As Tommy walked over to get it, Judy's words began to sink in. After all, he sure did look pretty mean and unpleasant when he saw himself in the mirror - no wonder no one wanted to be his friend. And he sure did look a lot nicer and friendlier after he'd smiled...
Keeping that smile on his face, Tommy opened the door.
"Oh, hi. How are you?" he asked pleasantly to the kid on the other side, who he thought he recognized from school.
The kid smiled back. "A few of us are having a pick-up soccer game in the park down the block - wanna join us?"
"Sure!" Tommy smiled, glad his 'look in the mirror' had taught him how to make friends - and not break them.
Q. How did Tommy feel when his sister first told him he should act nicer if he wanted to make friends?
A. He didn't think it made any difference.
Q. How did he feel in the end?
A. He realized that acting nice instead of mean made a big difference.
Q. What life-lesson do you think Tommy learned that day?
A. He'd been unaware that his unpleasant demeanor and way of speaking was putting people off and making it hard for him to make friends.
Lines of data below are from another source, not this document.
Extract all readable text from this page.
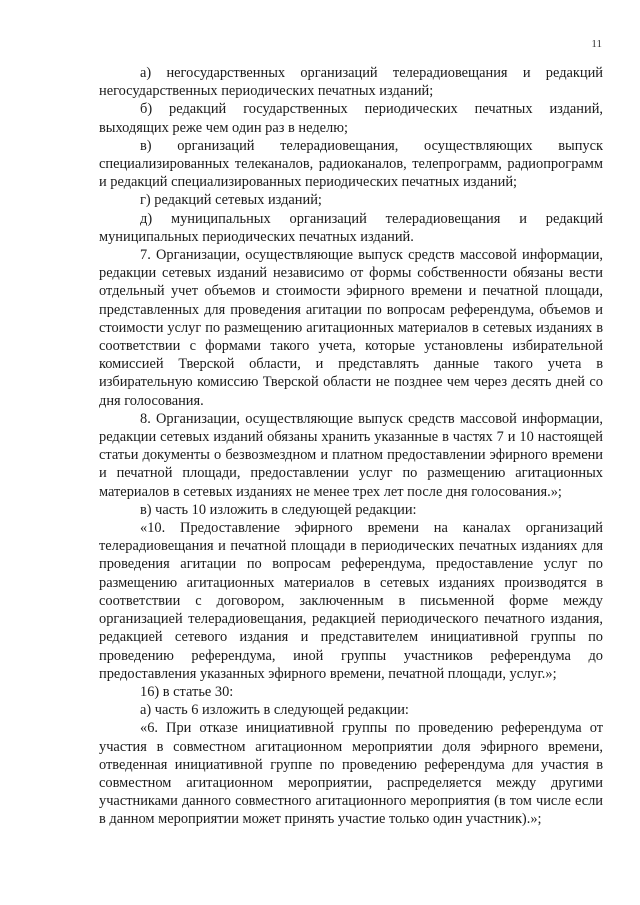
11

а) негосударственных организаций телерадиовещания и редакций негосударственных периодических печатных изданий;

б) редакций государственных периодических печатных изданий, выходящих реже чем один раз в неделю;

в) организаций телерадиовещания, осуществляющих выпуск специализированных телеканалов, радиоканалов, телепрограмм, радиопрограмм и редакций специализированных периодических печатных изданий;

г) редакций сетевых изданий;

д) муниципальных организаций телерадиовещания и редакций муниципальных периодических печатных изданий.

7. Организации, осуществляющие выпуск средств массовой информации, редакции сетевых изданий независимо от формы собственности обязаны вести отдельный учет объемов и стоимости эфирного времени и печатной площади, представленных для проведения агитации по вопросам референдума, объемов и стоимости услуг по размещению агитационных материалов в сетевых изданиях в соответствии с формами такого учета, которые установлены избирательной комиссией Тверской области, и представлять данные такого учета в избирательную комиссию Тверской области не позднее чем через десять дней со дня голосования.

8. Организации, осуществляющие выпуск средств массовой информации, редакции сетевых изданий обязаны хранить указанные в частях 7 и 10 настоящей статьи документы о безвозмездном и платном предоставлении эфирного времени и печатной площади, предоставлении услуг по размещению агитационных материалов в сетевых изданиях не менее трех лет после дня голосования.»;

в) часть 10 изложить в следующей редакции:

«10. Предоставление эфирного времени на каналах организаций телерадиовещания и печатной площади в периодических печатных изданиях для проведения агитации по вопросам референдума, предоставление услуг по размещению агитационных материалов в сетевых изданиях производятся в соответствии с договором, заключенным в письменной форме между организацией телерадиовещания, редакцией периодического печатного издания, редакцией сетевого издания и представителем инициативной группы по проведению референдума, иной группы участников референдума до предоставления указанных эфирного времени, печатной площади, услуг.»;

16) в статье 30:

а) часть 6 изложить в следующей редакции:

«6. При отказе инициативной группы по проведению референдума от участия в совместном агитационном мероприятии доля эфирного времени, отведенная инициативной группе по проведению референдума для участия в совместном агитационном мероприятии, распределяется между другими участниками данного совместного агитационного мероприятия (в том числе если в данном мероприятии может принять участие только один участник).»;
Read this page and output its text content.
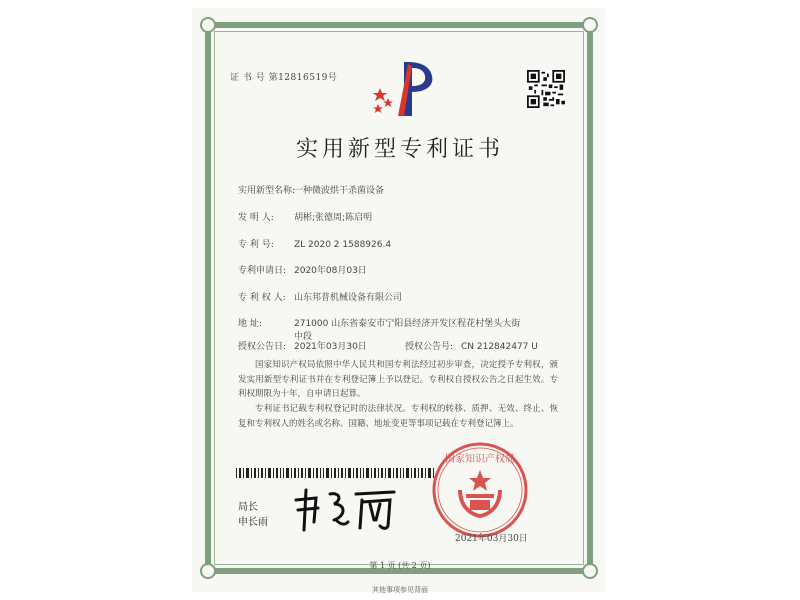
证 书 号 第12816519号
实用新型专利证书
实用新型名称:一种微波烘干杀菌设备
发 明 人: 胡彬;张德周;陈启明
专 利 号: ZL 2020 2 1588926.4
专利申请日: 2020年08月03日
专 利 权 人: 山东邦普机械设备有限公司
地 址:	271000 山东省泰安市宁阳县经济开发区程花村堡头大街
中段
授权公告日: 2021年03月30日	授权公告号: CN 212842477 U
国家知识产权局依照中华人民共和国专利法经过初步审查，决定授予专利权，颁发实用新型专利证书并在专利登记簿上予以登记。专利权自授权公告之日起生效。专利权期限为十年，自申请日起算。
专利证书记载专利权登记时的法律状况。专利权的转移、质押、无效、终止、恢复和专利权人的姓名或名称、国籍、地址变更等事项记载在专利登记簿上。
局长
申长雨
国家知识产权局
2021年03月30日
第 1 页 (共 2 页)
其他事项参见背面
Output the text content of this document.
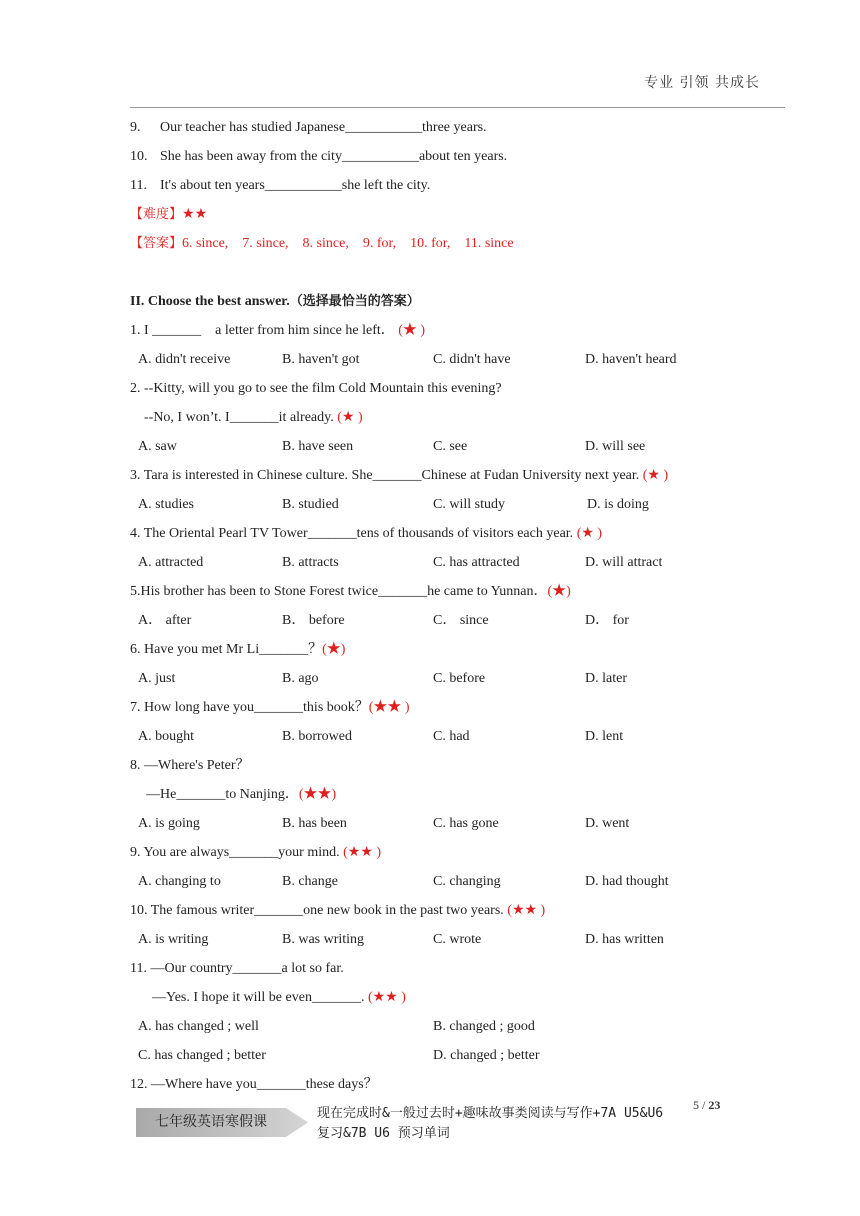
专业 引领 共成长
9. Our teacher has studied Japanese___________three years.
10. She has been away from the city___________about ten years.
11. It's about ten years___________she left the city.
【难度】★★
【答案】6. since,    7. since,    8. since,    9. for,    10. for,    11. since
II. Choose the best answer.（选择最恰当的答案）
1. I _______    a letter from him since he left． (★ )
A. didn't receive	B. haven't got	C. didn't have	D. haven't heard
2. --Kitty, will you go to see the film Cold Mountain this evening?
--No, I won’t. I_______it already. (★ )
A. saw	B. have seen	C. see	D. will see
3. Tara is interested in Chinese culture. She_______Chinese at Fudan University next year. (★ )
A. studies	B. studied	C. will study	D. is doing
4. The Oriental Pearl TV Tower_______tens of thousands of visitors each year. (★ )
A. attracted	B. attracts	C. has attracted	D. will attract
5.His brother has been to Stone Forest twice_______he came to Yunnan．(★)
A． after	B． before	C． since	D． for
6. Have you met Mr Li_______？(★)
A. just	B. ago	C. before	D. later
7. How long have you_______this book？(★★ )
A. bought	B. borrowed	C. had	D. lent
8. —Where's Peter？
—He_______to Nanjing．(★★)
A. is going	B. has been	C. has gone	D. went
9. You are always_______your mind. (★★ )
A. changing to	B. change	C. changing	D. had thought
10. The famous writer_______one new book in the past two years. (★★ )
A. is writing	B. was writing	C. wrote	D. has written
11. —Our country_______a lot so far.
—Yes. I hope it will be even_______. (★★ )
A. has changed ; well	B. changed ; good
C. has changed ; better	D. changed ; better
12. —Where have you_______these days？
七年级英语寒假课
现在完成时&一般过去时+趣味故事类阅读与写作+7A U5&U6 复习&7B U6 预习单词
5 / 23
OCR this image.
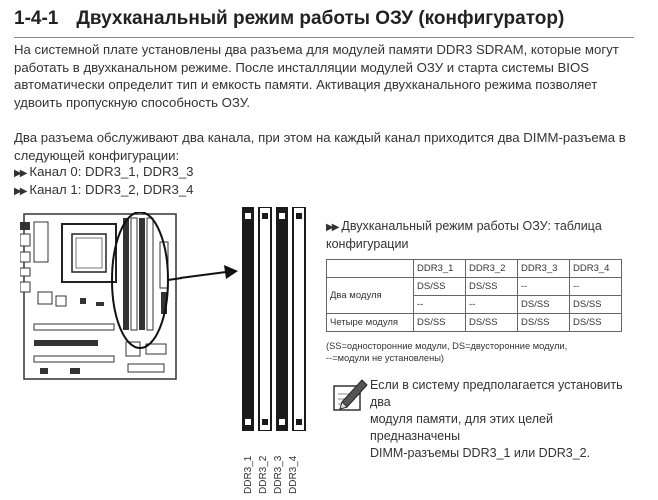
1-4-1 Двухканальный режим работы ОЗУ (конфигуратор)
На системной плате установлены два разъема для модулей памяти DDR3 SDRAM, которые могут
работать в двухканальном режиме. После инсталляции модулей ОЗУ и старта системы BIOS
автоматически определит тип и емкость памяти. Активация двухканального режима позволяет
удвоить пропускную способность ОЗУ.
Два разъема обслуживают два канала, при этом на каждый канал приходится два DIMM-разъема в
следующей конфигурации:
▶▶ Канал 0: DDR3_1, DDR3_3
▶▶ Канал 1: DDR3_2, DDR3_4
DDR3_1 DDR3_2 DDR3_3 DDR3_4
▶▶ Двухканальный режим работы ОЗУ: таблица
конфигурации
	DDR3_1	DDR3_2	DDR3_3	DDR3_4
Два модуля	DS/SS	DS/SS	--	--
	--	--	DS/SS	DS/SS
Четыре модуля	DS/SS	DS/SS	DS/SS	DS/SS
(SS=односторонние модули, DS=двусторонние модули,
--=модули не установлены)
Если в систему предполагается установить два
модуля памяти, для этих целей предназначены
DIMM-разъемы DDR3_1 или DDR3_2.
But, after seeing himself in the mirror, he understood that acting pleasantly was just what he needed to do.
Q. Why do you think it's easier to make friends when we act pleasantly?
A. Simply put - a pleasant person is much nicer to be around, so obviously he will attract more friends than someone who isn't.
Ages 10 and Up
Q. Do you think someone who is not naturally easy-going and pleasant can change his way of being?
A. While it will be more of a challenge than to someone to whom it comes naturally, still, God gives us the ability - with hard work and dedication - to improve this and all character traits.
Q. Why do you think that Tommy's peek in the mirror had more of an effect on him than his sister's earlier words?
A. Often, we can be unaware of our true character. While Tommy was able to shrug off and deny his sister's accurate evaluation - he couldn't deny what he saw with his own eyes.